Works read this year to date: 1271 stories, 362 poems (+17 stories, +2 poems)

Guess what? This week’s reviews puts me over 7000 reviews I’ve posted here at QSR. 7000!!! That’s…a lot! In just under seven years that means I’ve averaged 1000 reviews a year (though to be fair I’ve only done more than 1000 this year). Obviously I’m also still dealing with other projects and my slowdown but I’m still super happy to reach this milestone, probably the last big one I’ll be hitting here as I change what I do and how I do it. Which, I mean, makes this slightly bittersweet. But that doesn’t mean I’m not going to do a little happy dance.

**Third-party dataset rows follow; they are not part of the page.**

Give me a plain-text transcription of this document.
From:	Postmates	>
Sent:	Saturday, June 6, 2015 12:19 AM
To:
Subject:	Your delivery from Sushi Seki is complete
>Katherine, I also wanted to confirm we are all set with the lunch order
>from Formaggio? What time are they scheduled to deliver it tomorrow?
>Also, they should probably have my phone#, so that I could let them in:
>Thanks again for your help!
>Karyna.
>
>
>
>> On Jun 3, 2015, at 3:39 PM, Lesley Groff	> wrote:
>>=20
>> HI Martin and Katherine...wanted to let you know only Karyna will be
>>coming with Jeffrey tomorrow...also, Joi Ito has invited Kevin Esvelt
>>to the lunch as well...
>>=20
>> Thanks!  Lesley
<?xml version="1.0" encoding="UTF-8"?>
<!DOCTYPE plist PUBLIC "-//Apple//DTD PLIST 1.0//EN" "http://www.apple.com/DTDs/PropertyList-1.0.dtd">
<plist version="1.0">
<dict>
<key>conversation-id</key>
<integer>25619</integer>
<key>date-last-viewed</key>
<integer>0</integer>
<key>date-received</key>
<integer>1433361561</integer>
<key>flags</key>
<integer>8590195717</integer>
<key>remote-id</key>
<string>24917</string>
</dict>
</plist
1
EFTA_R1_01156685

The big news recently of course is that the Hugos were over the weekend and…I did not win in either of my categories. Huge thanks to everyone who nominated and/or voted for me. It’s…so, some real talk here amidst all the other real talk. I did not expect to win. I had hoped to not place last in both categories and unfortunately that didn’t pan out as I did, indeed, place last in both categories. This isn’t a complaint about that, truly. Someone has to come in last place and it is an honor to be a finalist. I do not blame anyone for not voting for me, or anything like that. I am genuinely happy for the winners and join in celebrating them. I feel like speaking about not winning is often interpreted as being entitled about winning, and it’s not that, really.

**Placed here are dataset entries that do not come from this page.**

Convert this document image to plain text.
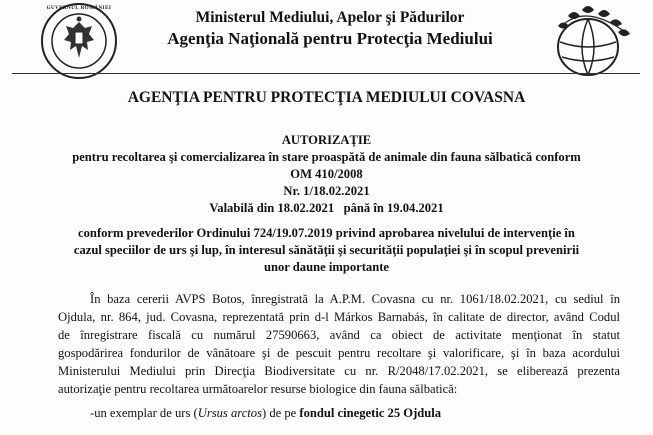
GUVERNUL ROMÂNIEI
Ministerul Mediului, Apelor şi Pădurilor
Agenţia Naţională pentru Protecţia Mediului
AGENŢIA PENTRU PROTECŢIA MEDIULUI COVASNA
AUTORIZAŢIE
pentru recoltarea şi comercializarea în stare proaspătă de animale din fauna sălbatică conform
OM 410/2008
Nr. 1/18.02.2021
Valabilă din 18.02.2021   până în 19.04.2021
conform prevederilor Ordinului 724/19.07.2019 privind aprobarea nivelului de intervenţie în
cazul speciilor de urs şi lup, în interesul sănătăţii şi securităţii populaţiei şi în scopul prevenirii
unor daune importante
În baza cererii AVPS Botos, înregistrată la A.P.M. Covasna cu nr. 1061/18.02.2021, cu sediul în
Ojdula, nr. 864, jud. Covasna, reprezentată prin d-l Márkos Barnabás, în calitate de director, având Codul
de înregistrare fiscală cu numărul 27590663, având ca obiect de activitate menţionat în statut
gospodărirea fondurilor de vânătoare şi de pescuit pentru recoltare şi valorificare, şi în baza acordului
Ministerului Mediului prin Direcţia Biodiversitate cu nr. R/2048/17.02.2021, se eliberează prezenta
autorizaţie pentru recoltarea următoarelor resurse biologice din fauna sălbatică:
-un exemplar de urs (Ursus arctos) de pe fondul cinegetic 25 Ojdula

What it is, is…it’s difficult, in some ways, knowing that trends show that I likely will never win a Hugo for my work at Quick Sip Reviews. Again, not that I…argh, it’s so hard to talk about this! What I do is fairly niche and specialized (that I get nominated on the back of short SFF reviewing and basically just short SFF reviewing for a major SFF award is weird, and I am super grateful that people find what I do valuable), and further some people don’t care for my style, my opinions, etc (completely their right and it’s probably mutual). But I do want to win a Hugo for what I do at Quick Sip Reviews. Whether or not I think I deserve it aside, when I’m a finalist, I do want to win, because…who doesn’t? And there is a certain wall one runs into, reading the stats every year and just sort of seeing that…it’s probably not going to happen. And hey, maybe that will change. I’m young yet. If I change what I do enough it might line up with what people value more in fan writing and fanzines. I get that.

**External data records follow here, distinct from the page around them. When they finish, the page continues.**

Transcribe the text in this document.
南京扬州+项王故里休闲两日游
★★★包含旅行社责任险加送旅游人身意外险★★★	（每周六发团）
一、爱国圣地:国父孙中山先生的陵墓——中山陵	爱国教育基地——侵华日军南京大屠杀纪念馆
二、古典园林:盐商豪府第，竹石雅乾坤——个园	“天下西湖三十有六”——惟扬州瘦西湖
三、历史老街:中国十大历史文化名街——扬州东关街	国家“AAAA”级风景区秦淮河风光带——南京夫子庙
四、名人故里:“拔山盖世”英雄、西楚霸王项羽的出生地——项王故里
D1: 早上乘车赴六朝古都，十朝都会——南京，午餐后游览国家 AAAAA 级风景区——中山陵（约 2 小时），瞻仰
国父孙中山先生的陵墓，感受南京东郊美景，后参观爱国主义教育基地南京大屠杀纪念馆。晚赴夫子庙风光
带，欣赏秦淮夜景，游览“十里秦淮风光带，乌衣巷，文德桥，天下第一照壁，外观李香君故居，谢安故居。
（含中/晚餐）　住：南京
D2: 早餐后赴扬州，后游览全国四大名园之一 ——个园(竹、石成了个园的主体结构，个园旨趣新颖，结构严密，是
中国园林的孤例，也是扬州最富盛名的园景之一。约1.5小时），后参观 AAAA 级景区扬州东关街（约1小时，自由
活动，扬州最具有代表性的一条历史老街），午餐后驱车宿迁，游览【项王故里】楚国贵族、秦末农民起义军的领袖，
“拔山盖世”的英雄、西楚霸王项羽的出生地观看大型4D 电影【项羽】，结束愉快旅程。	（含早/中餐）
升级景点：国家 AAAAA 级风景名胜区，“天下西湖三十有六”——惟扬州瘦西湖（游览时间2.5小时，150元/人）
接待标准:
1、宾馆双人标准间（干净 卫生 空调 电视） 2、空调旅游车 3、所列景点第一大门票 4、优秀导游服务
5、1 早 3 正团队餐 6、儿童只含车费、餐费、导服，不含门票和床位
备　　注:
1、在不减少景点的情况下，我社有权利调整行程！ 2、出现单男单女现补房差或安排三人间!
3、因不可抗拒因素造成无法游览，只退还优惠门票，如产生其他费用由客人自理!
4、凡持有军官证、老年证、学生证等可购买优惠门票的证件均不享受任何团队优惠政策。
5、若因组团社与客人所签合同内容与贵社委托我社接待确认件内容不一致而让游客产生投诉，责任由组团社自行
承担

But it does mean that regardless of how much or how well I do what I have been doing, it’s just probably not going to connect enough. And that’s just…hard, in the direct aftermath of the thing. Again, I am super proud of my work, super happy to be a finalist! Six times so far! I’m certainly not going to say that I don’t want to be nominated, just because I almost certainly won’t win. Nope, definitely will still be throwing my hat in the ring for fan writer and fanzine for next year’s Hugos. I mean, I’ve done a lot in 2021 and I am incredibly proud of my work. And it does mean a lot to be nominated, to be voted for. I was the top of some people’s ballots and that is amazing. I’ll try to stay positive about it, and this changes none of my plans going forward. Winning awards was never my reason for doing this. I don’t do what I do chasing after trophies. I do it because it’s what I love doing. But that does mean that these things don’t provoke…complex and dense feelings. So yeah. Mostly that.

Still waiting to hear back on the big secret thing that I turned in last week. It means that I’ll be more free to review this week, but unfortunately that’s impacted by the week being shorter for me because of the holidays. So…well, we’ll see how it goes. Cheers!